Широко раскинув ноги, Тронин поудобнее лег у ствола низкорослой северной березки и открыл огонь. По трассам пуль он хорошо видел, откуда стреляют автоматчики. Залегшие было пограничники теперь под прикрытием своего пулемета продолжали отходить. Тронин, экономя патроны, бил короткими очередями. Все четыре автомата, нащупав его, открыли бешеный огонь. Над головой Тронина с березки срезало все ветки, они попадали ему на спину. Тронин решил притвориться убитым. Он уткнулся в снег, на всякий случай подложив под бок гранату.

Прошла минута. Было тихо. Тогда вдруг в сорока метрах открылась дверь землянки. Немцы выглянули. Двое из них были хорошо видны при свете горевшей внутри лампы. Тронин дал длинную очередь. Оба немца упали. Двое других захлопнули дверь изнутри и снова открыли огонь. Тогда Тронин по снегу отполз в сторону от пулемета и пополз к землянке.

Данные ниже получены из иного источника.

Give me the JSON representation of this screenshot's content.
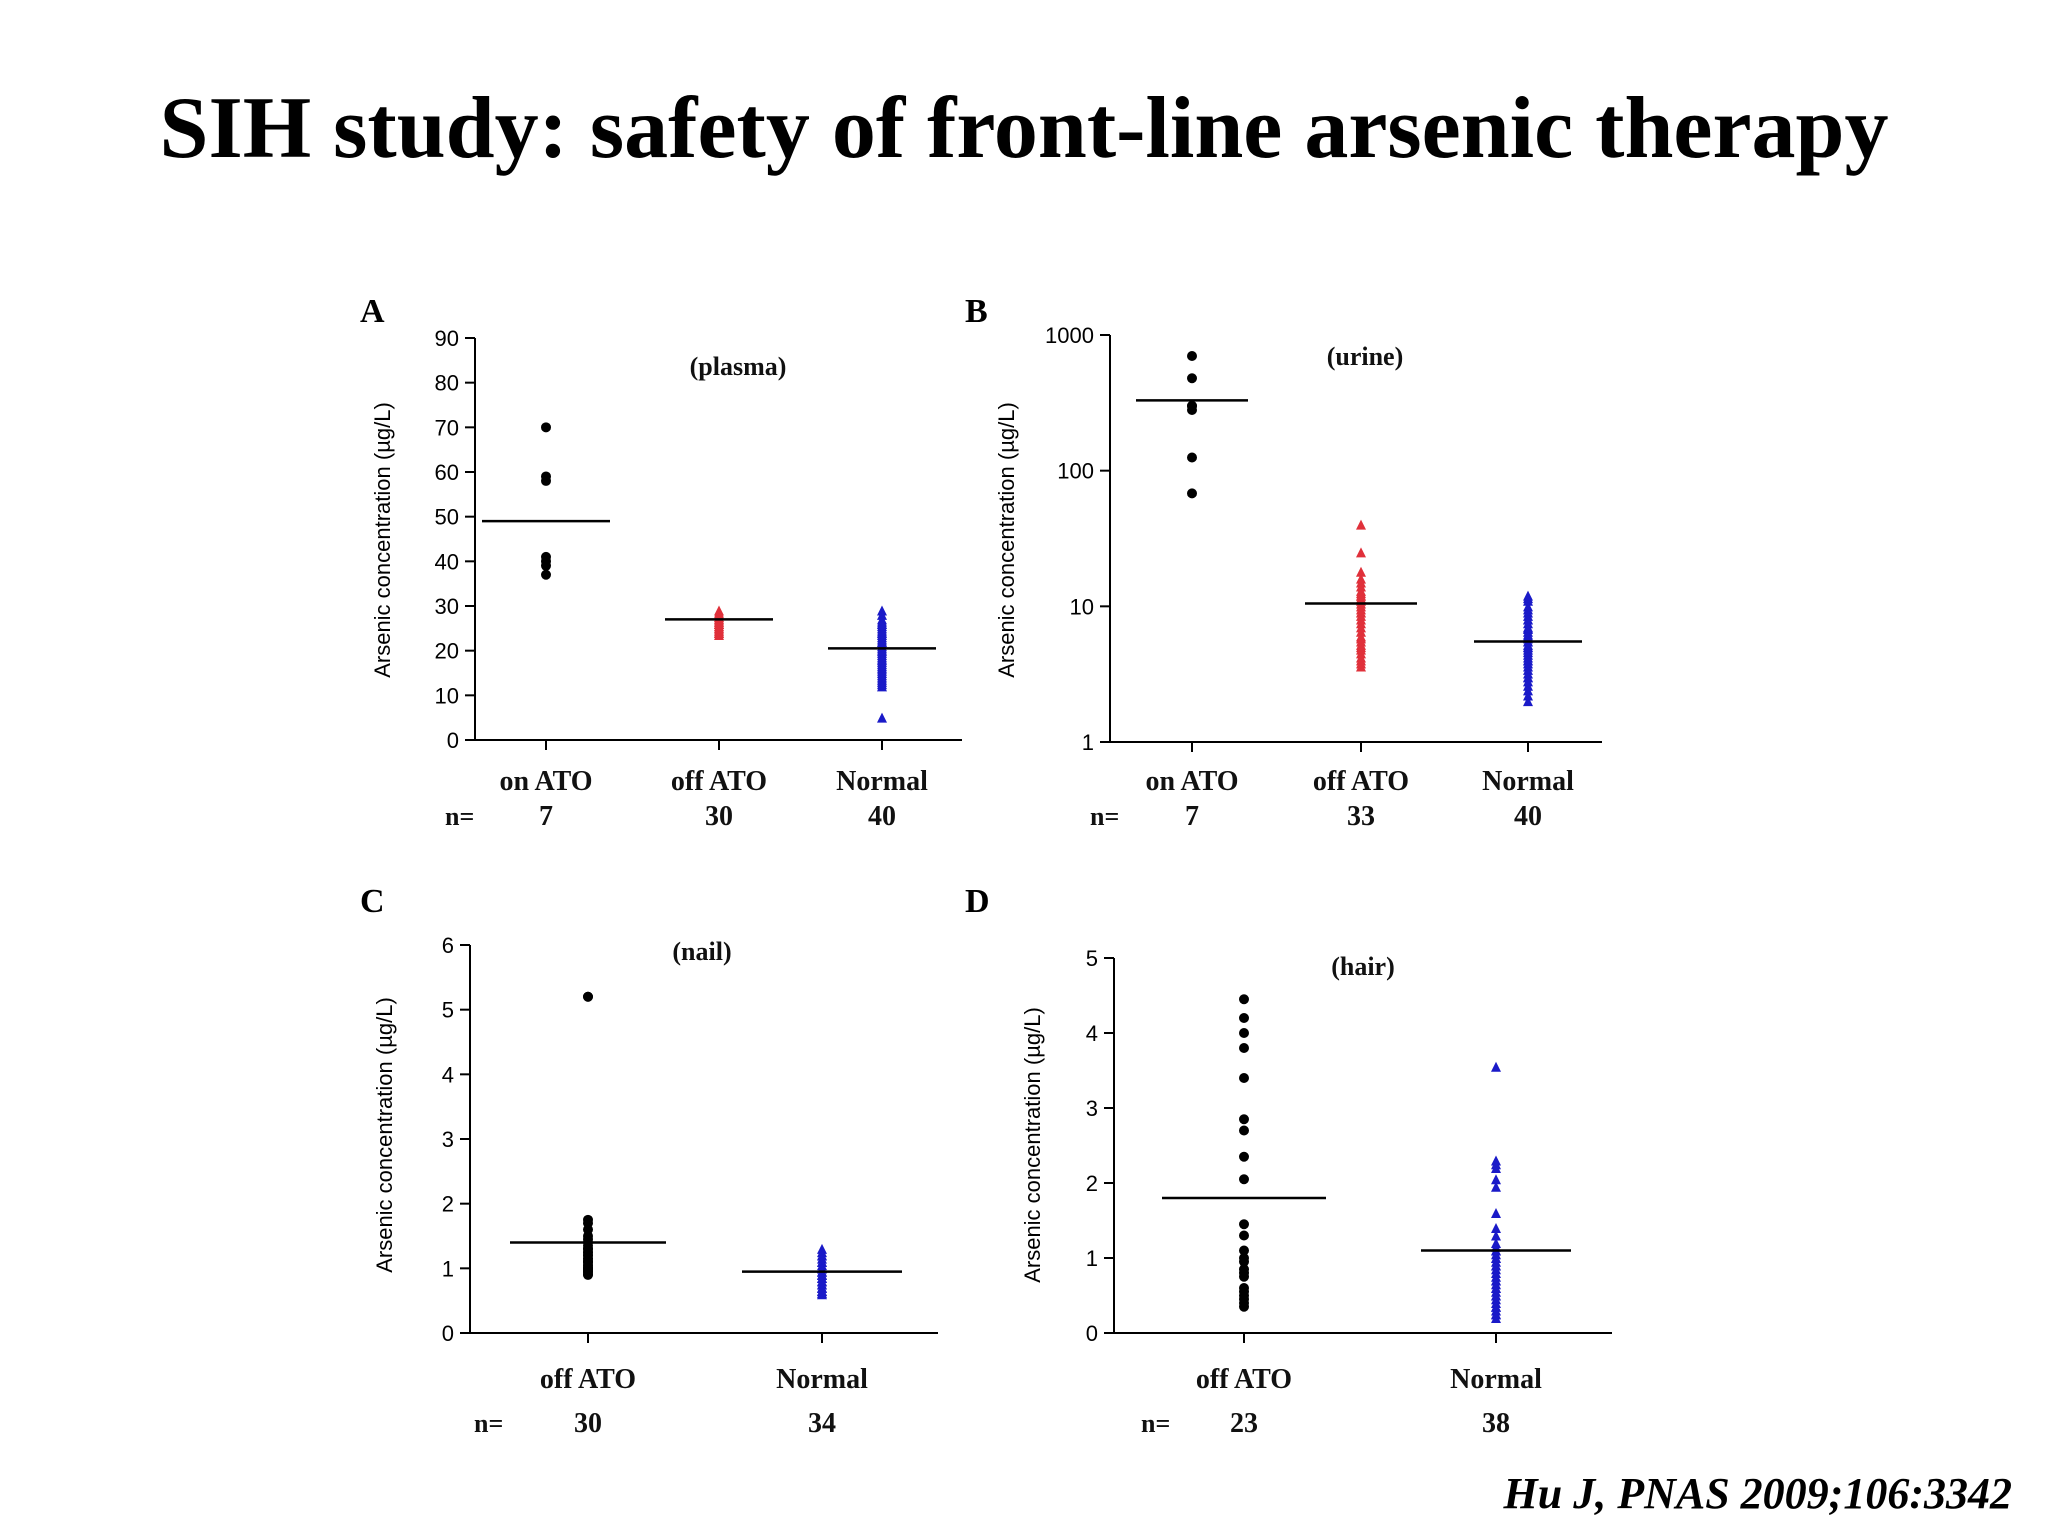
{
  "slide": {
    "title": "SIH study: safety of front-line arsenic therapy",
    "citation": "Hu J, PNAS 2009;106:3342"
  },
  "chart_data": [
    {
      "panel": "A",
      "type": "scatter",
      "subtitle": "(plasma)",
      "ylabel": "Arsenic concentration (µg/L)",
      "ylim": [
        0,
        90
      ],
      "yscale": "linear",
      "yticks": [
        "0",
        "10",
        "20",
        "30",
        "40",
        "50",
        "60",
        "70",
        "80",
        "90"
      ],
      "categories": [
        "on ATO",
        "off ATO",
        "Normal"
      ],
      "n_label": "n=",
      "n": [
        "7",
        "30",
        "40"
      ],
      "colors": [
        "#000000",
        "#e0303a",
        "#1a1ac8"
      ],
      "markers": [
        "circle",
        "triangle",
        "triangle"
      ],
      "means": [
        49,
        27,
        20.5
      ],
      "series": [
        {
          "values": [
            70,
            59,
            58,
            41,
            40,
            39,
            37
          ]
        },
        {
          "values": [
            29,
            28.5,
            28,
            28,
            27.5,
            27.5,
            27,
            27,
            27,
            26.5,
            26.5,
            26.5,
            26,
            26,
            26,
            25.5,
            25.5,
            25,
            25,
            25,
            24.5,
            24.5,
            24,
            24,
            24,
            23.5,
            28,
            27,
            26,
            25
          ]
        },
        {
          "values": [
            29,
            28,
            27,
            26.5,
            26,
            25.5,
            25,
            24.5,
            24,
            23.5,
            23,
            22.5,
            22,
            21.5,
            21,
            20.5,
            20,
            19.5,
            19,
            18.5,
            18,
            17.5,
            17,
            16.5,
            16,
            15.5,
            15,
            14.5,
            14,
            13.5,
            13,
            12.5,
            12,
            22,
            20,
            18,
            16,
            24,
            26,
            5
          ]
        }
      ]
    },
    {
      "panel": "B",
      "type": "scatter",
      "subtitle": "(urine)",
      "ylabel": "Arsenic concentration (µg/L)",
      "ylim": [
        1,
        1000
      ],
      "yscale": "log",
      "yticks": [
        "1",
        "10",
        "100",
        "1000"
      ],
      "categories": [
        "on ATO",
        "off ATO",
        "Normal"
      ],
      "n_label": "n=",
      "n": [
        "7",
        "33",
        "40"
      ],
      "colors": [
        "#000000",
        "#e0303a",
        "#1a1ac8"
      ],
      "markers": [
        "circle",
        "triangle",
        "triangle"
      ],
      "means": [
        330,
        10.5,
        5.5
      ],
      "series": [
        {
          "values": [
            700,
            480,
            300,
            280,
            125,
            68,
            300
          ]
        },
        {
          "values": [
            40,
            25,
            18,
            16,
            15,
            14,
            13,
            12.5,
            12,
            11.5,
            11,
            10.5,
            10,
            9.5,
            9,
            8.5,
            8,
            7.5,
            7,
            6.5,
            6,
            5.8,
            5.5,
            5.2,
            5,
            4.8,
            4.5,
            4.2,
            4,
            3.8,
            3.6,
            12,
            9
          ]
        },
        {
          "values": [
            12,
            11.5,
            11,
            10,
            9.5,
            9,
            8.5,
            8,
            7.5,
            7,
            6.8,
            6.5,
            6.2,
            6,
            5.8,
            5.5,
            5.2,
            5,
            4.8,
            4.6,
            4.4,
            4.2,
            4,
            3.8,
            3.6,
            3.4,
            3.2,
            3,
            2.8,
            2.6,
            2.4,
            2.2,
            2,
            6,
            5,
            4,
            7,
            8,
            3,
            5.5
          ]
        }
      ]
    },
    {
      "panel": "C",
      "type": "scatter",
      "subtitle": "(nail)",
      "ylabel": "Arsenic concentration (µg/L)",
      "ylim": [
        0,
        6
      ],
      "yscale": "linear",
      "yticks": [
        "0",
        "1",
        "2",
        "3",
        "4",
        "5",
        "6"
      ],
      "categories": [
        "off ATO",
        "Normal"
      ],
      "n_label": "n=",
      "n": [
        "30",
        "34"
      ],
      "colors": [
        "#000000",
        "#1a1ac8"
      ],
      "markers": [
        "circle",
        "triangle"
      ],
      "means": [
        1.4,
        0.95
      ],
      "series": [
        {
          "values": [
            5.2,
            5.2,
            1.75,
            1.7,
            1.6,
            1.5,
            1.45,
            1.4,
            1.35,
            1.3,
            1.3,
            1.25,
            1.2,
            1.2,
            1.15,
            1.1,
            1.1,
            1.05,
            1.05,
            1.0,
            1.0,
            0.95,
            0.95,
            0.9,
            0.9,
            1.15,
            1.25,
            1.0,
            1.1,
            0.95
          ]
        },
        {
          "values": [
            1.3,
            1.25,
            1.2,
            1.15,
            1.1,
            1.05,
            1.0,
            1.0,
            0.95,
            0.95,
            0.9,
            0.9,
            0.85,
            0.85,
            0.8,
            0.8,
            0.75,
            0.75,
            0.7,
            0.7,
            0.65,
            0.65,
            0.62,
            0.6,
            1.1,
            1.0,
            0.9,
            0.8,
            0.7,
            1.2,
            0.95,
            0.85,
            0.75,
            0.65
          ]
        }
      ]
    },
    {
      "panel": "D",
      "type": "scatter",
      "subtitle": "(hair)",
      "ylabel": "Arsenic concentration (µg/L)",
      "ylim": [
        0,
        5
      ],
      "yscale": "linear",
      "yticks": [
        "0",
        "1",
        "2",
        "3",
        "4",
        "5"
      ],
      "categories": [
        "off ATO",
        "Normal"
      ],
      "n_label": "n=",
      "n": [
        "23",
        "38"
      ],
      "colors": [
        "#000000",
        "#1a1ac8"
      ],
      "markers": [
        "circle",
        "triangle"
      ],
      "means": [
        1.8,
        1.1
      ],
      "series": [
        {
          "values": [
            4.45,
            4.2,
            4.0,
            3.8,
            3.4,
            2.85,
            2.7,
            2.35,
            2.05,
            1.45,
            1.3,
            1.1,
            0.95,
            0.85,
            0.75,
            0.6,
            0.5,
            0.45,
            0.4,
            0.35,
            1.0,
            0.8,
            0.55
          ]
        },
        {
          "values": [
            3.55,
            2.3,
            2.25,
            2.2,
            2.05,
            1.95,
            1.6,
            1.4,
            1.2,
            1.15,
            1.1,
            1.05,
            1.0,
            1.0,
            0.95,
            0.9,
            0.85,
            0.8,
            0.75,
            0.7,
            0.65,
            0.6,
            0.55,
            0.5,
            0.45,
            0.4,
            0.35,
            0.3,
            0.25,
            0.2,
            1.1,
            0.9,
            0.7,
            0.5,
            0.35,
            0.25,
            1.3,
            0.6
          ]
        }
      ]
    }
  ]
}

Когда он подполз к ней, немцы все еще продолжали стрелять в направлении оставленного пулемета. Забравшись на крышу, он бросил внутрь землянки одну за другой три гранаты, и там все стихло.

Вернувшись, он взвалил на плечо пулемет и пошел догонять своих. Он сбился с пути, и только перед рассветом выглянувшая из-за туч бледная, предутренняя Полярная звезда вывела его на дорогу.

Всю ночь, карабкаясь по скалам, перебираясь через ущелья, пограничники двигались назад к сборному пункту. Шли, отстреливаясь, перерезая по дороге провода.

Утром в ущелье под высокой скалой собрались все. Последним пришел Тронин. Двое погибли в бою у землянок. Двое, наспех завязав раны, стиснув зубы, сами дошли до сборного пункта. Все остальные были целы, усталые, замерзшие, готовые здесь же на месте стоя заснуть, но живые и здоровые.

Сзади остался взорванный мост, три разрушенных дома, девятнадцать землянок, около десятка машин, двести трупов пришельцев, окровавленных и беспорядочно разбросанных на белом снегу.

Комиссар Прохоров и командир Лихушин пересчитали своих бойцов. Через полчаса на скале никого не было. Глухое, пустое ущелье. Мелкий снег заметал следы. Пограничники исчезли так же внезапно, как и появились, одним только им известным путем. Им лучше знать. На то они и пограничники.